Palo Alto have stated [57] the following in regards to the current risk of Iranian threat actors:

"Beginning the morning of Feb. 28, 2026, Iran’s available internet connectivity dropped to between 1-4%. We assess that the loss of connectivity and significant degradation of Iranian leadership and command structures will likely hinder the ability of state-aligned threat actors to coordinate and execute sophisticated cyberattacks in the near-term."

and

"For Iran-aligned threat actors based outside of the region, we assess that hacktivist groups will target organizations perceived as adversaries but their impact is likely to be of low to medium significance."

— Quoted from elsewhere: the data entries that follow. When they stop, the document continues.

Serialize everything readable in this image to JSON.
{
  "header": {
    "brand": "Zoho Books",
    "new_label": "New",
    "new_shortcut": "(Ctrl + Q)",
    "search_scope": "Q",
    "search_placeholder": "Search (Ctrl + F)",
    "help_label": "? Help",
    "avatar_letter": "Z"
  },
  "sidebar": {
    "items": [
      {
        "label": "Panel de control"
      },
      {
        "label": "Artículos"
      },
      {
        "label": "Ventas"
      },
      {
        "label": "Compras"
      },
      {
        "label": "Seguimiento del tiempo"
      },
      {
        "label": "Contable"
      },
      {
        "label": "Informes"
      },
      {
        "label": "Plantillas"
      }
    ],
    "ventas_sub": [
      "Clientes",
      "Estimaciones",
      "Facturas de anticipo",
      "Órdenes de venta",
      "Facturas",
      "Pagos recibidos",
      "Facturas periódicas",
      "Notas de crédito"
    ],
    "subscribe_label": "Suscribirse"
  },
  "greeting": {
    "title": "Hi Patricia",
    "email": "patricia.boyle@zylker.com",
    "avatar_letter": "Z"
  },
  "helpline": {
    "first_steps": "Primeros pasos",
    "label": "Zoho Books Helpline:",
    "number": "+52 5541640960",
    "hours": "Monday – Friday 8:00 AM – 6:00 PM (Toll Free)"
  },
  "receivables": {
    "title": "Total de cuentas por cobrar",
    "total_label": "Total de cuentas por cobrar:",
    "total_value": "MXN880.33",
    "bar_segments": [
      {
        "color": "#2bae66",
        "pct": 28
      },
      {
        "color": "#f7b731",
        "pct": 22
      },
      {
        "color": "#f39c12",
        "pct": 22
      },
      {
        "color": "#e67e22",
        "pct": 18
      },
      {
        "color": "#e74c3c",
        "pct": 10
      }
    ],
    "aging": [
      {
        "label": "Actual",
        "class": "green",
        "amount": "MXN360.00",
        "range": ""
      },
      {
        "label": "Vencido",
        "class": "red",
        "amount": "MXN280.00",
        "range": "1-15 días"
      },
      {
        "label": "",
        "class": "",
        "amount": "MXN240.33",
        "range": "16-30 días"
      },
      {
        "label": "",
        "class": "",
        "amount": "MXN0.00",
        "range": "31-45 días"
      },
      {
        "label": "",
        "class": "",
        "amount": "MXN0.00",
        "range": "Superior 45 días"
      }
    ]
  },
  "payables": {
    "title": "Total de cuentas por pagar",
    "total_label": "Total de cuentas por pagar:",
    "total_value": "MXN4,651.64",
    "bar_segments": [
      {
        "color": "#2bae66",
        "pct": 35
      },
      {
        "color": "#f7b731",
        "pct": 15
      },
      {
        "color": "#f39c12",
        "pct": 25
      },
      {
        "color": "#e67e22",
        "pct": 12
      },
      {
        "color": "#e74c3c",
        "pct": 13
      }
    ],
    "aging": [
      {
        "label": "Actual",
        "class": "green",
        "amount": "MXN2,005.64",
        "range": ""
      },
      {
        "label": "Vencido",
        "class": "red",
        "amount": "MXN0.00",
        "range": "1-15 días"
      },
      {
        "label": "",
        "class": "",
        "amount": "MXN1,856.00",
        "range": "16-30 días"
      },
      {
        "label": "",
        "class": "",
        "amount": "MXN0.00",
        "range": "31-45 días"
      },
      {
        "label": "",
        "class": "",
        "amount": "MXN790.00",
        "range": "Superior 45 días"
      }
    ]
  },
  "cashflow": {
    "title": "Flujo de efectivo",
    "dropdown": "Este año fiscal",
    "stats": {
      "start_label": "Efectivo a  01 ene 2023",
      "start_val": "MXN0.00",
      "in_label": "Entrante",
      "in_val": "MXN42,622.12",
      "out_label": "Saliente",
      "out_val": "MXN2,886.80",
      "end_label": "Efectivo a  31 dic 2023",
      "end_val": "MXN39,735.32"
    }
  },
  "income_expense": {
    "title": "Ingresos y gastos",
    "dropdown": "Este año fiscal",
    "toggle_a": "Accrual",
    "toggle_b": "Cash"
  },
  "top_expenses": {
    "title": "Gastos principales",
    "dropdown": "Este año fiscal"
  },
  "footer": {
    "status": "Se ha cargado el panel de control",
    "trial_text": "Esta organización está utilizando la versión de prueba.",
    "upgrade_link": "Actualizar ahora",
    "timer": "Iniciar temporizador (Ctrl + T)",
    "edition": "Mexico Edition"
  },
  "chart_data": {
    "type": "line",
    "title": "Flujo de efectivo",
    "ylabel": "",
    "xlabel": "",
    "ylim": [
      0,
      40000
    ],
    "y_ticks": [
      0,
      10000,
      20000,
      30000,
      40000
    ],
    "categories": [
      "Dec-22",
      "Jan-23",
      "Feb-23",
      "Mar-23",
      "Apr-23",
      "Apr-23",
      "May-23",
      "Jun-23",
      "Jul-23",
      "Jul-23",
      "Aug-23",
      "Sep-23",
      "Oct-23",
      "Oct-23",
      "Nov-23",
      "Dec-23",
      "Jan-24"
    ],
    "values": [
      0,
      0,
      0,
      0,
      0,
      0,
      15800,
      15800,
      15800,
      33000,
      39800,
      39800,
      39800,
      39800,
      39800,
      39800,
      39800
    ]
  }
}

National Cyber Security Centre (UK)

The United Kingdom's National Cyber Security Centre has released an advisory [58] which states:

"As a result of the ongoing conflict in the Middle East, there is likely no current significant change in the direct cyber threat from Iran to the UK, however due to the fast-evolving nature of the conflict, this assessment may be subject to change."

and

"There is almost certainly a heightened risk of indirect cyber threat for those organisations and entities who have a presence, or supply chains, in the Middle East."

Closing

Public reporting on the Stryker cyber attack and threat intelligence detailing the behaviour of Handala Hack indicate the attack was unlikely to be sophisticated in nature. Although Handala claimed responsibility, the attack was likely performed at the behest of Iran's MOIS. It also may be possible the credentials were provided to Handala by another of the more sophisticated MOIS affiliated threat actors.

If Handala and Void Manticore's historical targeting (based on the references) does not change, it is fair to assume Australian organisations will not be targeted directly unless it is opportunistic.

Organisations that would like practical assurance that they have effective controls to prevent attacks from similar threats could consider Purple Teaming. This would involve emulating the Tactics, Techniques and Procedures (TTP) used by MOIS affiliated threat actors. Evaluated TTP should include those used by the more sophisticated of the MOIS threats and have a history of providing access to other groups under the MOIS umbrella.